L’avantage de cette épreuve, c’est qu’on peut la préparer et, surtout, bien compter sur cette épreuve pour se présenter et faire valoir sa personne ! Si les écrits ont ceci d’injuste qu’ils ne permettent pas de montrer qui l’on est, ici, c’est le lieu et le moment.

Trêve de bavardage, j’ai eu à commenter cet article de Ruth Martinez paru dans la revue Documentaliste — Sciences de l’information, dernier volume de 2011, en fait compte rendu de séminaire du GFII sur le web sémantique.

Si vous connaissez cette épreuve, comme moi vous vous dites : "mais what is the fuck bon sang ? C’est pas très "entretien de motivation professionnelle" tout ça" ! Et comme je plussoie ! J’ai été particulièrement désemparé face à un texte qui aurait très bien pu m’être donné en culture générale, je n’avais donc plus qu’à le préparer à la façon d’une épreuve de culture générale, en parlant quand même davantage d’économie / de bibliothèques, enfin de choses possibles tout de même sur ce sujet. Les trente minutes de préparation m’ont semblé extrêmement courtes (je jurerais que ça n’étaient que 29 minutes — oui je sais, c’est ridicule).

Pour ce qui concerne l’exposé, c’était à la suite de la pause méridienne … et je l’ai ressenti.

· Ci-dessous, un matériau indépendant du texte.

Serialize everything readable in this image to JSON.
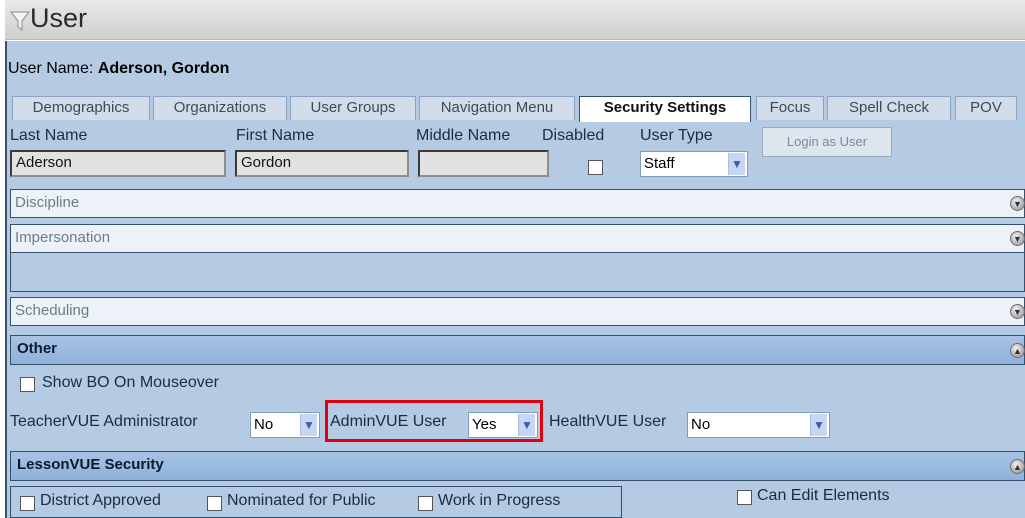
{
  "window": {
    "title": "User"
  },
  "user": {
    "name_label": "User Name:",
    "name_value": "Aderson, Gordon"
  },
  "tabs": [
    {
      "label": "Demographics",
      "active": false
    },
    {
      "label": "Organizations",
      "active": false
    },
    {
      "label": "User Groups",
      "active": false
    },
    {
      "label": "Navigation Menu",
      "active": false
    },
    {
      "label": "Security Settings",
      "active": true
    },
    {
      "label": "Focus",
      "active": false
    },
    {
      "label": "Spell Check",
      "active": false
    },
    {
      "label": "POV",
      "active": false
    }
  ],
  "fields": {
    "last_name": {
      "label": "Last Name",
      "value": "Aderson"
    },
    "first_name": {
      "label": "First Name",
      "value": "Gordon"
    },
    "middle_name": {
      "label": "Middle Name",
      "value": ""
    },
    "disabled": {
      "label": "Disabled",
      "checked": false
    },
    "user_type": {
      "label": "User Type",
      "value": "Staff"
    },
    "login_button": "Login as User"
  },
  "sections": {
    "discipline": "Discipline",
    "impersonation": "Impersonation",
    "scheduling": "Scheduling",
    "other": "Other",
    "lessonvue": "LessonVUE Security"
  },
  "other": {
    "show_bo": {
      "label": "Show BO On Mouseover",
      "checked": false
    },
    "teachervue": {
      "label": "TeacherVUE Administrator",
      "value": "No"
    },
    "adminvue": {
      "label": "AdminVUE User",
      "value": "Yes"
    },
    "healthvue": {
      "label": "HealthVUE User",
      "value": "No"
    }
  },
  "lessonvue": {
    "district_approved": "District Approved",
    "nominated": "Nominated for Public",
    "work_in_progress": "Work in Progress",
    "can_edit": "Can Edit Elements"
  },
  "colors": {
    "accent": "#35506d",
    "highlight": "#e0000e",
    "panel": "#b5cbe3"
  }
}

En effet, les premières secondes ont été très longues : à vrai dire, je ne les sentais pas trop dans le truc, pas très intéressés, et je me suis dit "mais non mais c’est ma chance là ça va pas du tout faut vraiment que je fasse un truc". Je suis de nature plutôt polie, mais je me suis quand même mis à parler bien plus fort et surtout de façon très dynamique. Hé ben en quelques secondes j’ai récupéré leur attention et puis tout s’est bien passé pour l’exposé.

FEMA - 39618 - Deputy FEMA Administrator Harvey Johnson swears in former UTMB worker to join FEMA workforce

Jurez-vous de nous dire toute la vérité bibliothéconomique, juste la vérité bibliothéconomique, rien que la vérité bibliothéconomique ? Oui, je le jure !

Puis sont venues les questions. En préparant cet oral, j’avais réfléchis à beaucoup de questions concernant l’encadrement et le management … et j’ai bien fait ! J’ai eu beaucoup de questions sur le sujet, sûrement en partie en raison de mon profil de "technicien" si l’on peut dire, mais c’est aussi une tendance qui m’a été rapportée par plusieurs candidats à l’oral. Cette épreuve m’a semblé relever davantage de la conversation, je dirais presque, dans certains cas, du dialogue. Voici les questions dont je me souviens :

Questions

- Pouvez-vous nous donner des exemples appliqués de web sémantique ?

- Préfereriez-vous travailler en BU, auprès de la Ville de Paris, de la BnF, de la Bpi… ?

- Quel est votre parcours (en fait j’ai tenté de forcer la question à la suite de la précédente) ?

- Comment voyez-vous le métier de bibliothécaire ? Et vous, que préférez-vous dans ce métier ?

- Durant vos expériences en BU, qu’est-ce qui vous a intéressé et qu’est-ce qui vous a moins intéressé ?

- Comment motiver un agent rétif au numérique ?

- Et s’il ne veut pas faire de formation ?

- Et si un magasinier ne veut faire que de la formation ?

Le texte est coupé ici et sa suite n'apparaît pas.